The basis for their study was observing the Warburg effect, which states that cancer cells produce the majority of their energy via glycolysis (the breakdown of glucose) and then lactic acid fermentation. According to the Warburg effect, cancer cells can thrive in an anaerobic (low-oxygen) environment much better than normal cells because they engage in glycolysis in a much higher rate than other cells.
“Now a recognized hallmark of cancer, this abnormal energy metabolism is also a key feature found in malignant glioma cells, whose abnormally high glucose consumption can be visualized,” the authors explained.
In clinical practice, health care professionals use this effect — along with other functional and mitochondrial abnormalities that gliomas cells have — to visualize and differentiate tumor tissue from normal, healthy tissue.

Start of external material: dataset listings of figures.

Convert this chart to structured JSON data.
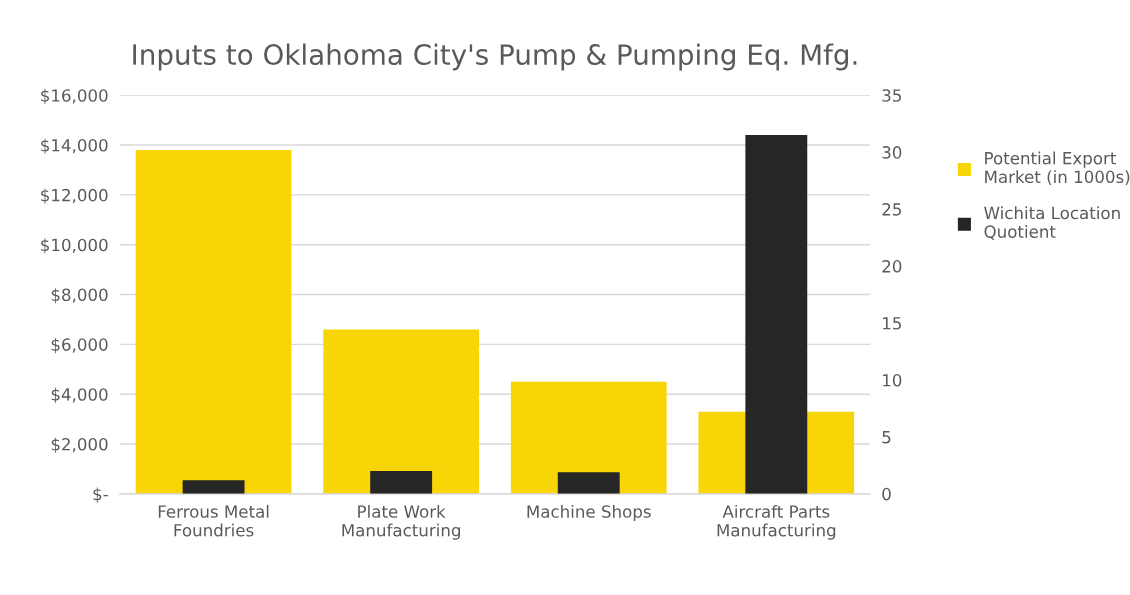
{
  "chart_data": {
    "type": "bar",
    "title": "Inputs to Oklahoma City's Pump & Pumping Eq. Mfg.",
    "categories": [
      "Ferrous Metal\nFoundries",
      "Plate Work\nManufacturing",
      "Machine Shops",
      "Aircraft Parts\nManufacturing"
    ],
    "series": [
      {
        "name": "Potential Export Market (in 1000s)",
        "color": "#f7d506",
        "values": [
          13800,
          6600,
          4500,
          3300
        ]
      },
      {
        "name": "Wichita Location Quotient",
        "color": "#262626",
        "values": [
          1.2,
          2.0,
          1.9,
          31.5
        ],
        "axis": "y2"
      }
    ],
    "ylim": [
      0,
      16000
    ],
    "yticks": [
      {
        "value": 0,
        "label": "$-"
      },
      {
        "value": 2000,
        "label": "$2,000"
      },
      {
        "value": 4000,
        "label": "$4,000"
      },
      {
        "value": 6000,
        "label": "$6,000"
      },
      {
        "value": 8000,
        "label": "$8,000"
      },
      {
        "value": 10000,
        "label": "$10,000"
      },
      {
        "value": 12000,
        "label": "$12,000"
      },
      {
        "value": 14000,
        "label": "$14,000"
      },
      {
        "value": 16000,
        "label": "$16,000"
      }
    ],
    "y2lim": [
      0,
      35
    ],
    "y2ticks": [
      0,
      5,
      10,
      15,
      20,
      25,
      30,
      35
    ],
    "grid": "y",
    "legend": "right"
  }
}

Despite this evidence, nutritional intervention that targets modification of blood glucose levels has not been heavily studied. Current standard of care (SOC) includes resection, followed by radiotherapy and/or chemotherapy treatment.
The researchers reviewed studies and interventions that used KMT, which included a high-fat, low-carbohydrate diet; calorie restriction; intermittent fasting; and other dietary protocols.

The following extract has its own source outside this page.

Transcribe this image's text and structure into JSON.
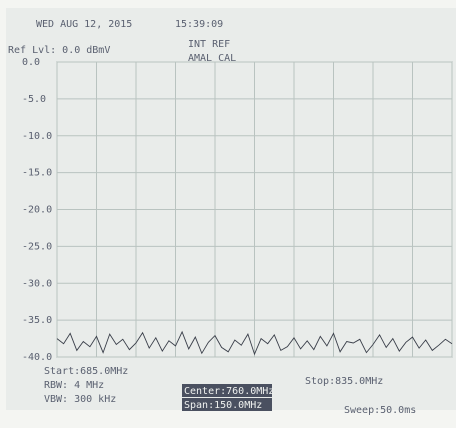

Ultimately, they found, “Neuroprotective and anti-oxidative properties of ketone bodies (KBs) in conjunction with selective starvation of malignant glioma cells may provide a less toxic and potentially a more efficacious treatment regimen that could introduce a new ‘metabolic paradigm’ to brain cancer management challenging the current SOC,” according to the study. Further, the researchers also mentioned that this kind of diet could also protect healthy tissue from the negative effects of chemotherapy and radiation.
However, despite the nutrition protocol’s effectiveness, there is not a one-size-fits-all approach, and patient compliance is also something that needs to be considered. A key strategy to optimize compliance, according to the researchers, is to have a dietician involved in the planning and implementation of the dietary habit change.
“While patient compliance is essential to the potential therapeutic success of a KMT, it necessitates a continuous lifestyle adjustment under already burdening circumstances,” the authors said.
KMT diets and their benefits for patients with gliomas are continually being studied in a number of other clinical trials — making nutrition’s role in cancer care move from being seen as “pseudo-science” to something that is globally recognized in the clinical and scientific communities, the researchers said.
“In our opinion, it is paramount for the oncological community to apply the same scientific vigor, standards and clinical investigative efforts to probe the potential therapeutic efficacy of pre-clinically promising nutritional interventions like KMT, and assess possible synergistic
compatibility with established conventional cytotoxic treatments,” Winter and Dietrich said.
The results of these further studies may have the potential to forever alter the way this group of patients is treated.
“This will help pave the way for its potential establishment as an additional therapeutic pillar in neuro-oncological practice, shedding light on important unanswered questions regarding KMT safety and efficacy, optimal dosing and implementation, compatibility with other anti-cancer treatments, as well as ethical aspects and quality of life,” the authors said.